Achille avait son plan. Quoiqu’il fût loin d’être intimement lié avec M. de Girard, il le connaissait assez pour obtenir de lui la réponse qu’il voudrait. Il lui porterait le cartel de Jacques, mais en termes qui n’auraient rien d’offensant. Il se rejetterait sur la trop visible exaltation d’esprit de son ami. Il amènerait ainsi M. de Girard non point à des excuses pour des torts dont Jacques s’exagérait assurément la gravité, mais à des paroles de conciliation et de regret. Il réussit ainsi qu’il l’espérait, et au bout d’une heure il était de retour auprès de Jacques. Celui-ci l’interrogea aussitôt.

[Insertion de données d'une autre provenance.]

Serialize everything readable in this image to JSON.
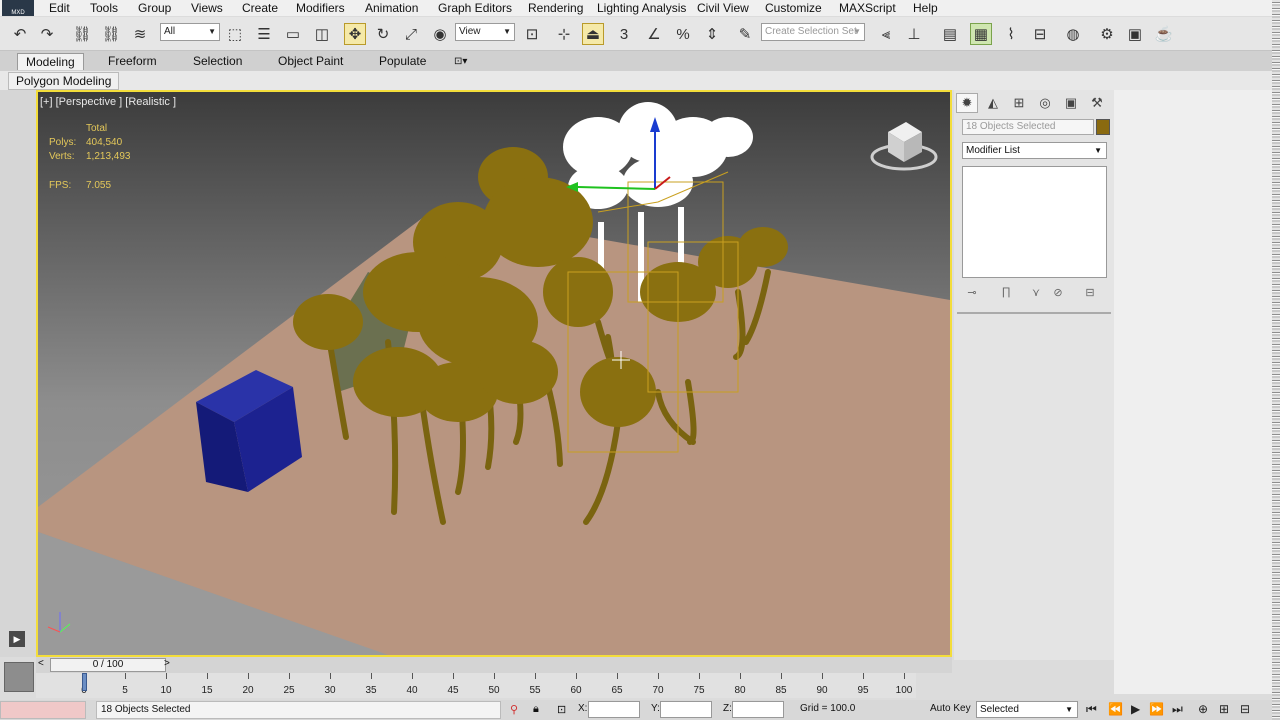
{
  "app": {
    "icon_label": "MXD"
  },
  "menu": [
    "Edit",
    "Tools",
    "Group",
    "Views",
    "Create",
    "Modifiers",
    "Animation",
    "Graph Editors",
    "Rendering",
    "Lighting Analysis",
    "Civil View",
    "Customize",
    "MAXScript",
    "Help"
  ],
  "toolbar": {
    "filter_value": "All",
    "refcoord_value": "View",
    "selection_set_placeholder": "Create Selection Set",
    "snap_label": "3"
  },
  "ribbon": {
    "tabs": [
      "Modeling",
      "Freeform",
      "Selection",
      "Object Paint",
      "Populate"
    ],
    "active_tab": "Modeling",
    "subpanel": "Polygon Modeling"
  },
  "viewport": {
    "label": "[+] [Perspective ] [Realistic ]",
    "stats": {
      "header": "Total",
      "polys_label": "Polys:",
      "polys_value": "404,540",
      "verts_label": "Verts:",
      "verts_value": "1,213,493",
      "fps_label": "FPS:",
      "fps_value": "7.055"
    }
  },
  "command_panel": {
    "selection_name": "18 Objects Selected",
    "modifier_list": "Modifier List",
    "object_color": "#8a6a10"
  },
  "timeline": {
    "frame_display": "0 / 100",
    "ticks": [
      0,
      5,
      10,
      15,
      20,
      25,
      30,
      35,
      40,
      45,
      50,
      55,
      60,
      65,
      70,
      75,
      80,
      85,
      90,
      95,
      100
    ]
  },
  "status": {
    "selection_text": "18 Objects Selected",
    "x_label": "X:",
    "y_label": "Y:",
    "z_label": "Z:",
    "grid_text": "Grid = 100.0",
    "autokey_label": "Auto Key",
    "key_mode": "Selected"
  },
  "colors": {
    "viewport_border": "#f3dd3a",
    "palm_color": "#8a7010",
    "ground_color": "#b89580",
    "box_color": "#141a78"
  }
}
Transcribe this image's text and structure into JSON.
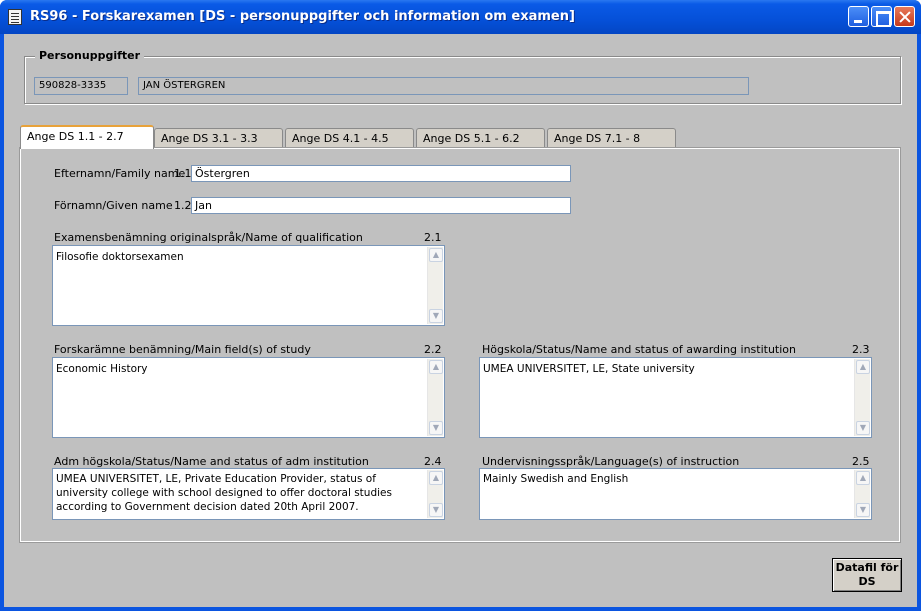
{
  "window": {
    "title": "RS96 - Forskarexamen [DS - personuppgifter och information om examen]"
  },
  "person": {
    "legend": "Personuppgifter",
    "personnummer": "590828-3335",
    "name": "JAN ÖSTERGREN"
  },
  "tabs": [
    {
      "label": "Ange DS  1.1 - 2.7",
      "active": true
    },
    {
      "label": "Ange DS  3.1 - 3.3",
      "active": false
    },
    {
      "label": "Ange DS  4.1 - 4.5",
      "active": false
    },
    {
      "label": "Ange DS  5.1 - 6.2",
      "active": false
    },
    {
      "label": "Ange DS  7.1 - 8",
      "active": false
    }
  ],
  "form": {
    "family_name": {
      "label": "Efternamn/Family name",
      "code": "1.1",
      "value": "Östergren"
    },
    "given_name": {
      "label": "Förnamn/Given name",
      "code": "1.2",
      "value": "Jan"
    },
    "qualification": {
      "label": "Examensbenämning originalspråk/Name of qualification",
      "code": "2.1",
      "value": "Filosofie doktorsexamen"
    },
    "main_field": {
      "label": "Forskarämne benämning/Main field(s) of study",
      "code": "2.2",
      "value": "Economic History"
    },
    "awarding_institution": {
      "label": "Högskola/Status/Name and status of awarding institution",
      "code": "2.3",
      "value": "UMEA UNIVERSITET, LE, State university"
    },
    "adm_institution": {
      "label": "Adm högskola/Status/Name and status of adm institution",
      "code": "2.4",
      "value": "UMEA UNIVERSITET, LE, Private Education Provider, status of university college with school designed to offer doctoral studies according to Government decision dated 20th April 2007."
    },
    "language": {
      "label": "Undervisningsspråk/Language(s) of instruction",
      "code": "2.5",
      "value": "Mainly Swedish and English"
    }
  },
  "buttons": {
    "datafil": "Datafil för\nDS"
  },
  "icons": {
    "scroll_up": "▲",
    "scroll_down": "▼"
  }
}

— Ce que je prévoyais a eu lieu, répondit Achille. M. de Girard a été étonné de ma démarche, et déplore ce qui s’est passé hier entre vous ; mais il refuse de se battre, parce qu’il ne voit point à cela de motifs assez sérieux.

Jacques frappa du pied avec colère.

— Ah ! c’en est trop ! fit Achille. Ce n’est plus même là une subtilité de point d’honneur qu’on pouvait défendre à la rigueur ; c’est un pur entêtement. Puisqu’il refuse de se battre, ta susceptibilité de bravoure, si ombrageuse qu’elle soit, doit se tenir pour satisfaite.

Jacques ne répondait pas.

— Voyons, reprit affectueusement Achille, cesse de te tourmenter ainsi ; tu n’entendras plus parler de lui. Il part demain et ne reviendra peut-être jamais.

— Alors, dit Jacques d’une façon distraite, si véritablement il a tué Gerbaud, je le laisse échapper à tout châtiment ?…

— Mais, fit Achille surpris, ne m’as-tu pas dit tout à l’heure que tu te souciais peu de cela ? D’ailleurs tu ne peux être certain qu’il l’ait tué. Si tu en avais quelque preuve évidente, je concevrais tes scrupules ; mais tu ne l’as pas et ne saurais l’avoir.